Mr Hatton added: “Their conversations on Facebook would have a sexual tone, telling each other what they would like to do to each other if they were alone together.”

The night before she died, Garbutt tried to buy £850 of stock from a cash and carry but the transaction was refused and the bank rang his wife.

Mr Hatton said: “The perception of the Melsonby villagers of a rosy and loving relationship was, say the prosecution, far from the full picture.

“Here was a man with increasing debt desperately trying not to outwardly fail in his business or his marriage.”

Melsonby villager Martha Cheeseman said she saw every window at the post office lit up just before 10pm on March 22 and fellow villager Katherine Googe said that shortly after 10pm, she saw Garbutt walking across the village green with a bag.

Mr Hatton said: “The prosecution contend there was a welling of tension, pressure and ill-feeling. Where could he go? He had nothing.

“He returned. The pressure, tension and ill-feeling erupted in extreme violence in which he killed his wife.”

“There were no intruders in that village post office at that very busy time that spring morning. The defendant killed his wife in the early hours.”

The night before, the couple ate fish and chips about 8.30pm and analysis showed Mrs Garbutt’s digestion stopped, with death, about six to eight hours later, the court heard.

Mr Hatton said police and paramedics found Mrs Garbutt’s body in her bed. Rigor mortis had set in, and they detected hypostasis – blood pooling in tissue after the heart had stopped.

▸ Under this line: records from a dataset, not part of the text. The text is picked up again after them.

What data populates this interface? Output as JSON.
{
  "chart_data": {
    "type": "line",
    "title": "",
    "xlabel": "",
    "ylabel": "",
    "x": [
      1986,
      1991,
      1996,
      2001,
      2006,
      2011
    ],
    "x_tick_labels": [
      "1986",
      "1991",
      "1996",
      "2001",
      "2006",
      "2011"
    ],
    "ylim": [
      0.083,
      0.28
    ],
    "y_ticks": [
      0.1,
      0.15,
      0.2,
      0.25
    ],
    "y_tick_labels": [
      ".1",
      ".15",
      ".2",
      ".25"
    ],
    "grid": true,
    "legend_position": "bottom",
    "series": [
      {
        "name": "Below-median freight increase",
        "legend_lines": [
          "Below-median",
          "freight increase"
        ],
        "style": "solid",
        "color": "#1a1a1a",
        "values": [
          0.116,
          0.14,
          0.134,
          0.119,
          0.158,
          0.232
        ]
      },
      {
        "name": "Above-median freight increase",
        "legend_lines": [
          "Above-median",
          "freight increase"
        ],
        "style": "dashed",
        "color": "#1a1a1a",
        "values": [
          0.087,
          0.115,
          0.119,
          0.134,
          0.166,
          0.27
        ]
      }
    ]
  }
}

Mr Hatton told jurors: “One of the questions you will have to consider, if you accept this evidence, is the likelihood of a robber or robbers being prepared to violently kill a female sleeping in her own bed - at all - but then, having done so, to wait for four to six hours before going downstairs to rob the post office.

“And then, it has to be said, having been prepared to bludgeon the lady to death upstairs and wait for that length of time, to leave the defendant himself unharmed and unrestrained to raise the alarm.”

Garbutt, of East Road, Melsonby, reported a £10,000 robbery at the post office almost exactly a year before, the court heard, but no witnesses saw anything and no arrests were made.

Mr Hatton said the shop provided a “relatively modest income” and said: “An audit of the accounts has revealed large sums of cash were being transferred into the defendant’s current account, posted by special delivery.

“Notwithstanding that, it was still overdrawn. Where was this cash coming from?” He said any significant discrepancy in the cash holdings would have come to light as a relief postmistress was due to cover for the couple while they went on holiday to the US.

The trial, expected to last four weeks, continues.